Agar bisa menerima PKH, calon penerima harus terdaftar dalam DTSEN dan memenuhi persyaratan komponen yang telah ditetapkan oleh Kementerian Sosial.
2. Bantuan Pangan Non Tunai (BPNT)
Sasaran utama dari bantuan ini adalah keluarga prasejahtera atau yang berada dalam kategori rentan miskin.
Khususnya mereka yang kesulitan mencukupi kebutuhan pangan sehari-hari.
Penerima juga harus terdata dalam DTSEN dan tidak sedang menerima bantuan sosial lainnya secara ganda.
3. Program Indonesia Pintar (PIP)
PIP merupakan program bantuan biaya pendidikan bagi anak-anak usia sekolah dari keluarga miskin, rentan miskin, atau yang terdampak kondisi tertentu, seperti kehilangan pekerjaan orang tua atau terkena bencana.

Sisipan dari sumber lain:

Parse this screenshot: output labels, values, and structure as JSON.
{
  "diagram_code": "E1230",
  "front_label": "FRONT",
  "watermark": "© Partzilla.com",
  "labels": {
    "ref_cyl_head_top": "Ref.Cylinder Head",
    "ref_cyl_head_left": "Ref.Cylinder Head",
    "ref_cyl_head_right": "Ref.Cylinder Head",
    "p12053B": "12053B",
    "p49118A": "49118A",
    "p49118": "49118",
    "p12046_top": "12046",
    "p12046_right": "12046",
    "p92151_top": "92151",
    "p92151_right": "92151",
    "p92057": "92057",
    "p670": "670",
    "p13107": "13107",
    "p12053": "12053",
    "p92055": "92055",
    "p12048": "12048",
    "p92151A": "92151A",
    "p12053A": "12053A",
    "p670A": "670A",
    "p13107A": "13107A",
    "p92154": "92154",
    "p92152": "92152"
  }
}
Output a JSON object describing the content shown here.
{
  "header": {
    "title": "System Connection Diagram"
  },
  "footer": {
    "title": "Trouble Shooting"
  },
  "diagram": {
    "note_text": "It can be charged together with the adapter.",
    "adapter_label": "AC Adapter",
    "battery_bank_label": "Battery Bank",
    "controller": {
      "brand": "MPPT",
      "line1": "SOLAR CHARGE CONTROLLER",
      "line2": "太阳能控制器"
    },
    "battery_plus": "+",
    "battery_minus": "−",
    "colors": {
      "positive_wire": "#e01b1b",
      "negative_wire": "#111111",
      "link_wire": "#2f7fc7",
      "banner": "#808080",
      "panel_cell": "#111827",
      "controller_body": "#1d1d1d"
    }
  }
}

PIP menyasar pelajar jenjang SD, SMP, hingga SMA/SMK yang namanya tercantum dalam sistem data pokok pendidikan (Dapodik) dan keluarga yang memiliki Kartu Indonesia Pintar (KIP) atau terdata dalam DTSEN.
Tujuannya adalah mencegah angka putus sekolah dan mendorong keberlanjutan pendidikan anak-anak dari kelompok miskin.
4. Kartu Indonesia Sehat Penerima Bantuan Iuran (KIS PBI)
KIS PBI diberikan kepada masyarakat yang tidak mampu membayar iuran BPJS Kesehatan secara mandiri.
Melalui skema ini, pemerintah membayarkan premi asuransi kesehatan penerima secara langsung sehingga mereka bisa mengakses layanan kesehatan di fasilitas medis yang telah bekerja sama dengan BPJS.
Penerima KIS PBI harus terdaftar dalam dan belum memiliki keanggotaan BPJS dari segmen mandiri atau pekerja penerima upah.
5. Bantuan Subsidi Upah (BSU)
BSU ditujukan kepada para pekerja formal dengan gaji di bawah Rp3,5 juta per bulan, terutama mereka yang terdampak perlambatan ekonomi atau krisis tertentu seperti pandemi.
Program ini disalurkan melalui Kementerian Ketenagakerjaan dan biasanya bekerja sama dengan BPJS Ketenagakerjaan untuk menyaring calon penerima.
BSU dirancang untuk mempertahankan kemampuan belanja para pekerja sekaligus mendukung stabilitas konsumsi rumah tangga, terutama di tengah situasi ekonomi yang sulit atau penuh tekanan.
6. Program Pemberdayaan Sosial Ekonomi (PPSE) / Pahlawan Ekonomi Nusantara (PENA)
Program ini dirancang untuk meningkatkan kemandirian ekonomi keluarga penerima manfaat yang sebelumnya telah mendapatkan bansos seperti PKH atau BPNT.
PENA menyasar individu atau keluarga yang sudah memiliki usaha mikro atau yang menunjukkan kesiapan untuk berwirausaha.
Bantuan yang diberikan dapat berupa pelatihan, pendampingan usaha, serta modal awal atau tambahan untuk mengembangkan aktivitas ekonomi yang produktif.
Tujuannya adalah membantu masyarakat keluar dari lingkaran kemiskinan melalui penguatan ekonomi secara berkelanjutan.
Dengan masing-masing program menyasar kelompok yang berbeda, masyarakat diimbau untuk memahami kriteria dari setiap bantuan sosial dan memastikan data diri serta keluarganya sudah sesuai dan terdaftar dalam sistem pendataan resmi pemerintah.
Pemerintah juga mengandalkan mekanisme verifikasi dan validasi yang terus diperbarui agar bantuan benar-benar sampai kepada mereka yang paling membutuhkan.